Performance considerations
Virtual registry performance might vary based on factors like:
- Whether or not a requested file is cached from an upstream registry
- How quickly upstream registries can respond if a file exists or not
- Which client is pulling dependencies, and the proximity of the client to the GitLab instance
Tradeoffs
Virtual registries are more advanced than public registries. When you pull dependencies with a virtual registry, it might take longer than other registries, such as public, official registries.
Compared with public registries, virtual registries also support multiple upstream registries and authentication.
Upstream prioritization
Upstream registries are organized in ordered lists. Whenever a request is not found in a cache, the virtual registry walks the ordered list to find the upstream with the highest priority that can fulfill the request.

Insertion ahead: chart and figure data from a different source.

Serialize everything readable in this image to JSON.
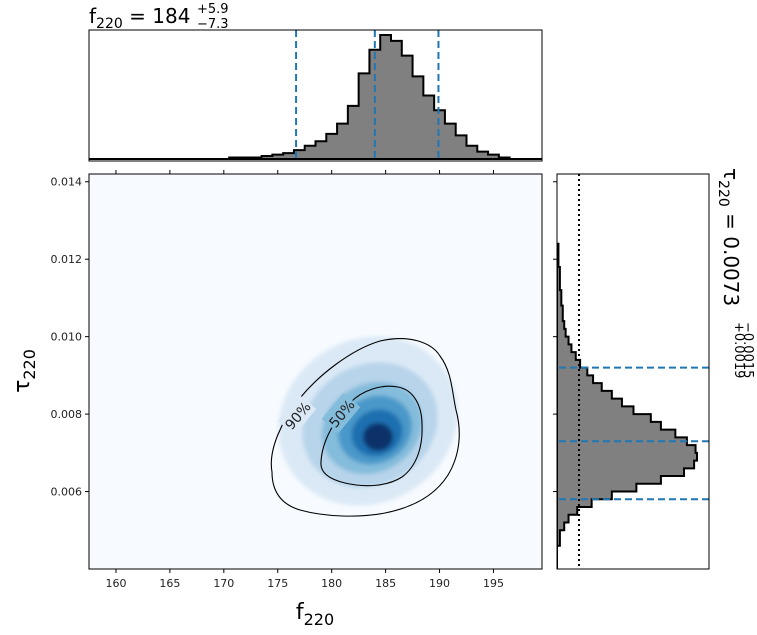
{
  "chart_data": [
    {
      "type": "histogram",
      "panel": "marginal-x",
      "title": {
        "base": "f",
        "sub": "220",
        "eq": " = 184",
        "sup": "+5.9",
        "inf": "−7.3"
      },
      "xlim": [
        157.5,
        199.5
      ],
      "bins": [
        [
          157.5,
          0.0
        ],
        [
          160.5,
          0.0
        ],
        [
          162.5,
          0.0
        ],
        [
          164.5,
          0.0
        ],
        [
          166.5,
          0.0
        ],
        [
          168.5,
          0.0
        ],
        [
          170.5,
          0.01
        ],
        [
          171.5,
          0.01
        ],
        [
          172.5,
          0.01
        ],
        [
          173.5,
          0.02
        ],
        [
          174.5,
          0.03
        ],
        [
          175.5,
          0.04
        ],
        [
          176.5,
          0.06
        ],
        [
          177.5,
          0.09
        ],
        [
          178.5,
          0.12
        ],
        [
          179.5,
          0.17
        ],
        [
          180.5,
          0.24
        ],
        [
          181.5,
          0.36
        ],
        [
          182.5,
          0.58
        ],
        [
          183.5,
          0.74
        ],
        [
          184.5,
          0.84
        ],
        [
          185.5,
          0.8
        ],
        [
          186.5,
          0.7
        ],
        [
          187.5,
          0.56
        ],
        [
          188.5,
          0.43
        ],
        [
          189.5,
          0.33
        ],
        [
          190.5,
          0.24
        ],
        [
          191.5,
          0.16
        ],
        [
          192.5,
          0.09
        ],
        [
          193.5,
          0.05
        ],
        [
          194.5,
          0.03
        ],
        [
          195.5,
          0.01
        ],
        [
          196.5,
          0.0
        ],
        [
          197.5,
          0.0
        ],
        [
          199.5,
          0.0
        ]
      ],
      "quantiles": [
        176.7,
        184.0,
        189.9
      ],
      "reference": 0
    },
    {
      "type": "heatmap",
      "panel": "joint",
      "xlabel": {
        "base": "f",
        "sub": "220"
      },
      "ylabel": {
        "base": "τ",
        "sub": "220"
      },
      "xlim": [
        157.5,
        199.5
      ],
      "ylim": [
        0.004,
        0.0142
      ],
      "xticks": [
        "160",
        "165",
        "170",
        "175",
        "180",
        "185",
        "190",
        "195"
      ],
      "xtick_values": [
        160,
        165,
        170,
        175,
        180,
        185,
        190,
        195
      ],
      "yticks": [
        "0.006",
        "0.008",
        "0.010",
        "0.012",
        "0.014"
      ],
      "ytick_values": [
        0.006,
        0.008,
        0.01,
        0.012,
        0.014
      ],
      "peak": {
        "f": 184.3,
        "tau": 0.0071
      },
      "contours": [
        {
          "label": "90%",
          "label_at": [
            177.0,
            0.0078
          ]
        },
        {
          "label": "50%",
          "label_at": [
            181.0,
            0.0077
          ]
        }
      ],
      "colormap": "Blues"
    },
    {
      "type": "histogram",
      "panel": "marginal-y",
      "title": {
        "base": "τ",
        "sub": "220",
        "eq": " = 0.0073",
        "sup": "+0.0019",
        "inf": "−0.0015"
      },
      "ylim": [
        0.004,
        0.0142
      ],
      "bins": [
        [
          0.004,
          0.0
        ],
        [
          0.0046,
          0.02
        ],
        [
          0.005,
          0.05
        ],
        [
          0.0052,
          0.08
        ],
        [
          0.0054,
          0.14
        ],
        [
          0.0056,
          0.24
        ],
        [
          0.0058,
          0.38
        ],
        [
          0.006,
          0.55
        ],
        [
          0.0062,
          0.72
        ],
        [
          0.0064,
          0.88
        ],
        [
          0.0066,
          0.95
        ],
        [
          0.0068,
          0.97
        ],
        [
          0.007,
          0.96
        ],
        [
          0.0072,
          0.9
        ],
        [
          0.0074,
          0.82
        ],
        [
          0.0076,
          0.72
        ],
        [
          0.0078,
          0.65
        ],
        [
          0.008,
          0.53
        ],
        [
          0.0082,
          0.45
        ],
        [
          0.0084,
          0.38
        ],
        [
          0.0086,
          0.31
        ],
        [
          0.0088,
          0.25
        ],
        [
          0.009,
          0.21
        ],
        [
          0.0092,
          0.16
        ],
        [
          0.0094,
          0.13
        ],
        [
          0.0096,
          0.1
        ],
        [
          0.0098,
          0.08
        ],
        [
          0.01,
          0.06
        ],
        [
          0.0102,
          0.05
        ],
        [
          0.0104,
          0.04
        ],
        [
          0.0108,
          0.03
        ],
        [
          0.0112,
          0.02
        ],
        [
          0.0118,
          0.01
        ],
        [
          0.0124,
          0.0
        ]
      ],
      "quantiles": [
        0.0058,
        0.0073,
        0.0092
      ],
      "reference": 0.16
    }
  ],
  "colors": {
    "hist_fill": "#808080",
    "hist_edge": "#000000",
    "quantile_line": "#1f77b4",
    "contour": "#000000",
    "axis": "#000000"
  }
}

This system noticeably impacts the performance of a virtual registry.
When you manage a list of private upstream registries:
- You should prioritize registries with the most packages at the top of the list. This approach:
- Increases the chances that a high-priority registry can fulfill the request
- Prevents walking the entire ordered list to find a valid upstream registry
- You should put registries with the least amount of packages at the bottom of the list.
Performance improvements with usage
When you create a virtual registry, the cache of each configured upstream is empty. Each request requires the virtual registry to walk the list of available upstream registries to fulfill a request. These initial requests take longer to fulfill.
When an upstream registry caches a request, the time to fulfill an identical request decreases. Over time, the overall performance of the virtual registry improves as more upstream registries cache more requests.
Use the CI/CD cache
You can use caching in GitLab CI/CD so that jobs do not have to download dependencies from the virtual registry.
This method improves execution time, but also duplicates storage for each dependency (dependencies are stored in the CI/CD cache and virtual registry).